Prioritise morning movement and meditation
This sounds so cliche but it’s a tried and true effective method. When I get my meditations and a proper workout done in the morning before breakfast, my day is instantly improved. It’s especially effective if I’m sitting a lot that day and know I won’t feel up for a workout later.
I’m also one of those people that didn’t make an excuse to gain the “lockdown” 15 and have actually lost weight since the lockdown (cue double hands up emoji) so also prioritising healthy eating and mindful eating is also a big step in the right direction.
Find 20 minute meditations you can do at anytime
When I’m feeling unaligned, uninspired and unmotivated, I meditate. Even if that’s 2’o clock in the afternoon and I “should” be working. If something is feeling off, I’ve been more disciplined with taking 20 minutes out of my day to meditate as many times as I need to to feel aligned with myself again. I’ve favourited a couple 10-20 minute meditations on YouTube that I like to use at any time of day to re-ground and centre myself. I find that picking your favourite meditations is very personal and everyone has their own preference to how to do it, who to listen to and what to do. I am currently personally loving anything with Dr. Joe Dispenza.
Take the morning or afternoon off
This was actually really hard for me to do when the first lockdown happened. I felt anxious thinking that if I wasn’t doing something all day, especially during the week, I was failing myself and I wouldn’t be prepared for when the lockdown lifted. Oh how little I knew.
These days, if I don’t have anything particularly pressing to finish and I feel my mental health taking a toll, I’ll take the morning or afternoon off to head out to a cafe somewhere in London, maybe hit up a museum or just chill out with a book or a show. We are humans, not machines, and sometimes need to shut off temporarily to reset our systems. I’m constantly in “entrepreneurial” mode, always trying to figure out the latest thing to do or the newest, innovative way to create, and frankly it’s exhausting. I think there’s also something energetically with being a woman that I can’t always have my masculine “on and go go go” mental hat on. I need to ease into my feminine nature and take it slow every so often, especially around that time of the month…

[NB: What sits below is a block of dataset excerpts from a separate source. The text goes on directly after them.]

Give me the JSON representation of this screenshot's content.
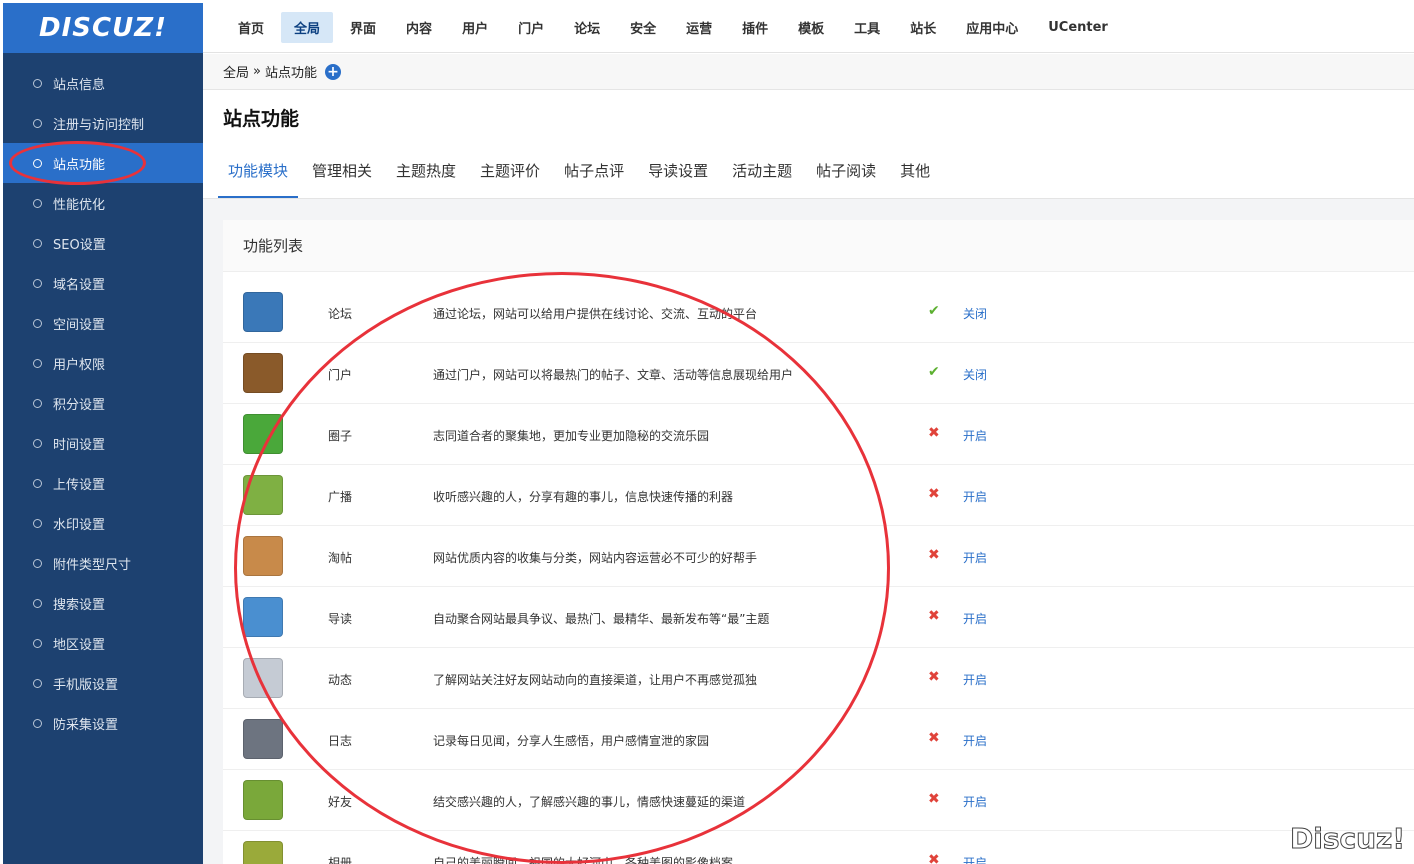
{
  "logo": "DISCUZ!",
  "sidebar": {
    "items": [
      {
        "label": "站点信息"
      },
      {
        "label": "注册与访问控制"
      },
      {
        "label": "站点功能"
      },
      {
        "label": "性能优化"
      },
      {
        "label": "SEO设置"
      },
      {
        "label": "域名设置"
      },
      {
        "label": "空间设置"
      },
      {
        "label": "用户权限"
      },
      {
        "label": "积分设置"
      },
      {
        "label": "时间设置"
      },
      {
        "label": "上传设置"
      },
      {
        "label": "水印设置"
      },
      {
        "label": "附件类型尺寸"
      },
      {
        "label": "搜索设置"
      },
      {
        "label": "地区设置"
      },
      {
        "label": "手机版设置"
      },
      {
        "label": "防采集设置"
      }
    ],
    "active_index": 2
  },
  "topnav": {
    "items": [
      "首页",
      "全局",
      "界面",
      "内容",
      "用户",
      "门户",
      "论坛",
      "安全",
      "运营",
      "插件",
      "模板",
      "工具",
      "站长",
      "应用中心",
      "UCenter"
    ],
    "active_index": 1
  },
  "breadcrumb": {
    "root": "全局",
    "separator": "»",
    "current": "站点功能",
    "add_icon": "plus-circle-icon"
  },
  "page_title": "站点功能",
  "tabs": {
    "items": [
      "功能模块",
      "管理相关",
      "主题热度",
      "主题评价",
      "帖子点评",
      "导读设置",
      "活动主题",
      "帖子阅读",
      "其他"
    ],
    "active_index": 0
  },
  "panel": {
    "title": "功能列表",
    "rows": [
      {
        "name": "论坛",
        "desc": "通过论坛，网站可以给用户提供在线讨论、交流、互动的平台",
        "enabled": true,
        "action": "关闭",
        "icon": "forum-icon",
        "color": "#3a78b8"
      },
      {
        "name": "门户",
        "desc": "通过门户，网站可以将最热门的帖子、文章、活动等信息展现给用户",
        "enabled": true,
        "action": "关闭",
        "icon": "portal-icon",
        "color": "#8a5a2a"
      },
      {
        "name": "圈子",
        "desc": "志同道合者的聚集地，更加专业更加隐秘的交流乐园",
        "enabled": false,
        "action": "开启",
        "icon": "group-icon",
        "color": "#4aa83a"
      },
      {
        "name": "广播",
        "desc": "收听感兴趣的人，分享有趣的事儿，信息快速传播的利器",
        "enabled": false,
        "action": "开启",
        "icon": "broadcast-icon",
        "color": "#7fb043"
      },
      {
        "name": "淘帖",
        "desc": "网站优质内容的收集与分类，网站内容运营必不可少的好帮手",
        "enabled": false,
        "action": "开启",
        "icon": "collection-icon",
        "color": "#c88a4a"
      },
      {
        "name": "导读",
        "desc": "自动聚合网站最具争议、最热门、最精华、最新发布等“最”主题",
        "enabled": false,
        "action": "开启",
        "icon": "guide-icon",
        "color": "#4a8fd0"
      },
      {
        "name": "动态",
        "desc": "了解网站关注好友网站动向的直接渠道，让用户不再感觉孤独",
        "enabled": false,
        "action": "开启",
        "icon": "feed-icon",
        "color": "#c5cbd4"
      },
      {
        "name": "日志",
        "desc": "记录每日见闻，分享人生感悟，用户感情宣泄的家园",
        "enabled": false,
        "action": "开启",
        "icon": "blog-icon",
        "color": "#6d7480"
      },
      {
        "name": "好友",
        "desc": "结交感兴趣的人，了解感兴趣的事儿，情感快速蔓延的渠道",
        "enabled": false,
        "action": "开启",
        "icon": "friends-icon",
        "color": "#7aa83a"
      },
      {
        "name": "相册",
        "desc": "自己的美丽瞬间、祖国的大好河山，各种美图的影像档案",
        "enabled": false,
        "action": "开启",
        "icon": "album-icon",
        "color": "#9aaa3a"
      }
    ],
    "status_on_glyph": "✔",
    "status_off_glyph": "✖"
  },
  "watermark": "Discuz!"
}
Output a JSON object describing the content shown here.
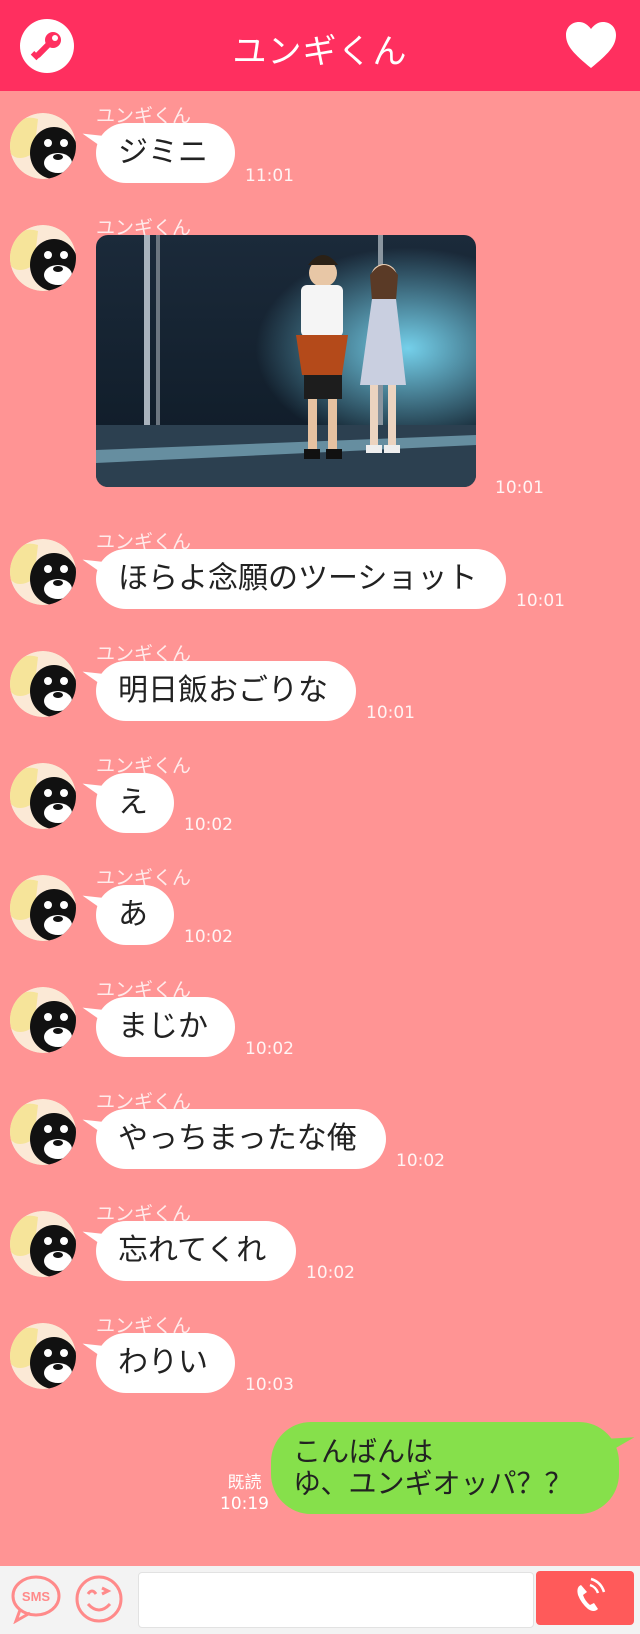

Be a tourist in your own city
This is a new and fun one to me. As I said earlier, I hit the ground running since moving to London and I didn’t allow myself to be a tourist. “I’m a Londoner” I would affirm strongly and proudly, and I guess that meant I couldn’t enjoy the city and my accomplishment for getting here. I wish I could shake past me some sense. Since the first lockdown lifted and restaurants, pubs, museums and life in general began to open back up - I took full advantage. Riding my bike to different parks, getting on trains for day trips to outside towns, booking (free) tickets to museums, I’ve been having a blast! That is, when I do it consistently. I’m now giving myself once or twice a week to be a tourist in London and enjoy the beauty and history of this city. My favourite place to go is Tower Bridge, where there is of course it’s infamous bridge, the historic Tower of London, a gorgeous walk along the Thames, but my favourite is the Starbucks where I made the final decision I was changing my life for the better and moving here.